The court, established by African Union members in 2004, asked Ivory Coast to “take all necessary steps to immediately remove all obstacles” preventing Gbagbo from being added to the electoral roll.
Ivory Coast withdrew its recognition of the court’s jurisdiction in April this year.
Gbagbo, who was president from 2000 to 2010, is not on the electoral roll which was updated this year, and thus cannot vote or be a candidate in the October 31 election.
The Constitutional Council, Ivory Coast’s top court, has rejected 40 of 44 applications to contest the election, which is taking place against a backdrop of extreme tension.
Those barred include Gbagbo, 75, and former rebel leader Guillaume Soro, 47, both of whom played key roles in the crisis that engulfed the country after disputed elections in 2010.
The Ivorian court, however, accepted an application by President Alassane Ouattara, 78, who is seeking a third term despite criticism that this sidesteps constitutional limits.
Gbagbo was freed conditionally by the International Criminal Court (ICC) in The Hague after he was cleared in January 2019 of crimes against humanity. He is living in Brussels pending the outcome of an appeal against the ICC ruling.
‘Provocation’
His candidacy was rejected by the Constitutional Council on the grounds that he was handed a 20-year jail term by an Ivorian court last November over the looting of the local branch of the Central Bank of West African States during the post-election crisis.
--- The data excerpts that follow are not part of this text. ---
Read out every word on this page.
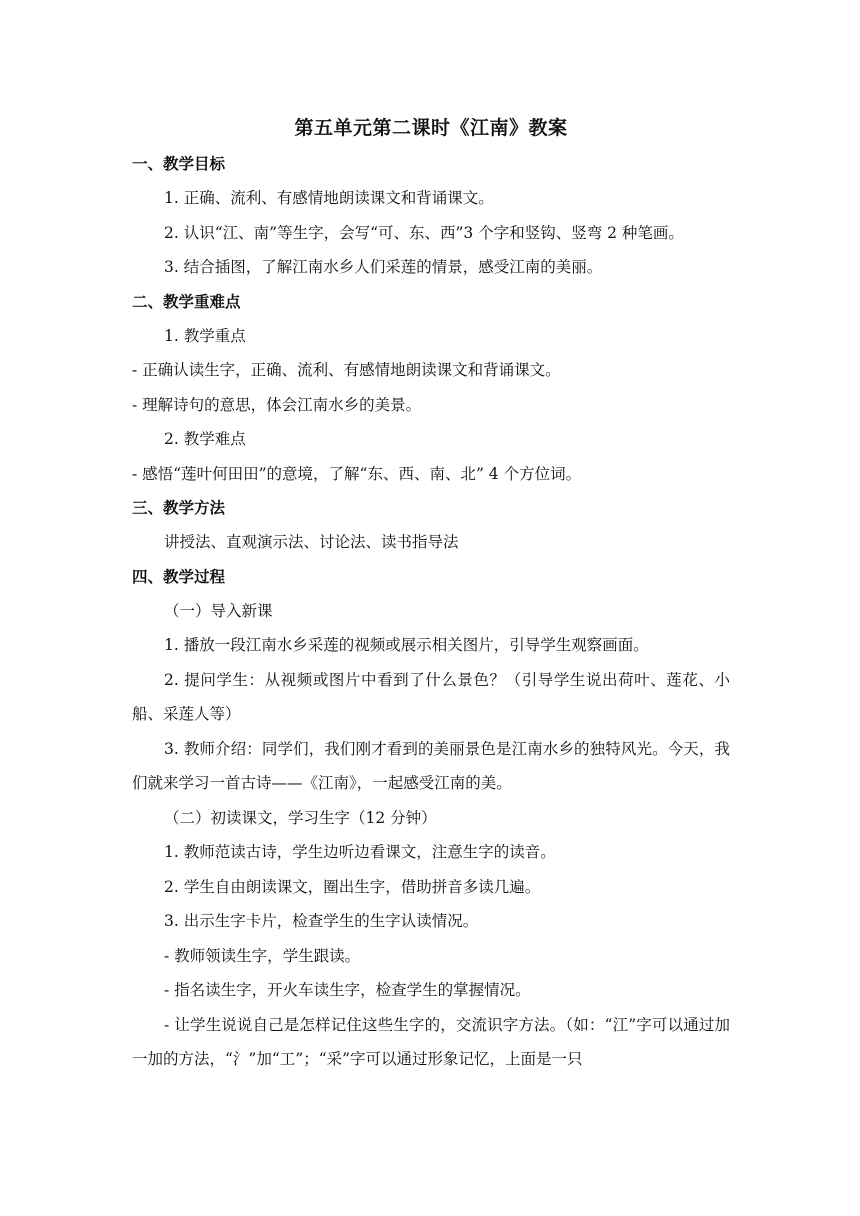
第五单元第二课时《江南》教案

一、教学目标

1. 正确、流利、有感情地朗读课文和背诵课文。

2. 认识“江、南”等生字，会写“可、东、西”3 个字和竖钩、竖弯 2 种笔画。

3. 结合插图，了解江南水乡人们采莲的情景，感受江南的美丽。

二、教学重难点

1. 教学重点

- 正确认读生字，正确、流利、有感情地朗读课文和背诵课文。

- 理解诗句的意思，体会江南水乡的美景。

2. 教学难点

- 感悟“莲叶何田田”的意境，了解“东、西、南、北” 4 个方位词。

三、教学方法

讲授法、直观演示法、讨论法、读书指导法

四、教学过程

（一）导入新课

1. 播放一段江南水乡采莲的视频或展示相关图片，引导学生观察画面。

2. 提问学生：从视频或图片中看到了什么景色？（引导学生说出荷叶、莲花、小船、采莲人等）

3. 教师介绍：同学们，我们刚才看到的美丽景色是江南水乡的独特风光。今天，我们就来学习一首古诗——《江南》，一起感受江南的美。

（二）初读课文，学习生字（12 分钟）

1. 教师范读古诗，学生边听边看课文，注意生字的读音。

2. 学生自由朗读课文，圈出生字，借助拼音多读几遍。

3. 出示生字卡片，检查学生的生字认读情况。

- 教师领读生字，学生跟读。

- 指名读生字，开火车读生字，检查学生的掌握情况。

- 让学生说说自己是怎样记住这些生字的，交流识字方法。（如：“江”字可以通过加一加的方法，“氵”加“工”；“采”字可以通过形象记忆，上面是一只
The African Court, based in Arusha in Tanzania, also said Gbagbo’s conviction should not be included on his judicial record until it had time to deliver a full judgement.
In September 15, the African Court handed down a verdict in Soro’s favour, saying Ivory Coast should also “immediately remove all obstacles” preventing him from competing in the ballot.
Soro provided military help that enabled Ouattara to come to power after a civil war that erupted when Gbagbo refused to accept defeat in the 2010 election.
More than 3,000 people died in the fighting.
Soro, who lives today in France, was barred from contesting the election on the grounds of a 20-year sentence, also in absentia, for alleged embezzlement of public funds, handed down in April.
Ouattara, has blasted attempts by Gbagbo and Soro to contest the presidential election as “provocation” and said one of them belongs behind bars.
“Soro, like Gbagbo, was excluded because he has a criminal record,” Ouattara told the French magazine Paris Match.
“Each of them are perfectly aware that their candidacies are based on provocation… Guillaume Soro doesn’t deserve to be on the campaign trail but in prison,” he said.
“This young man, drunk on money and power, has simply lost his head.”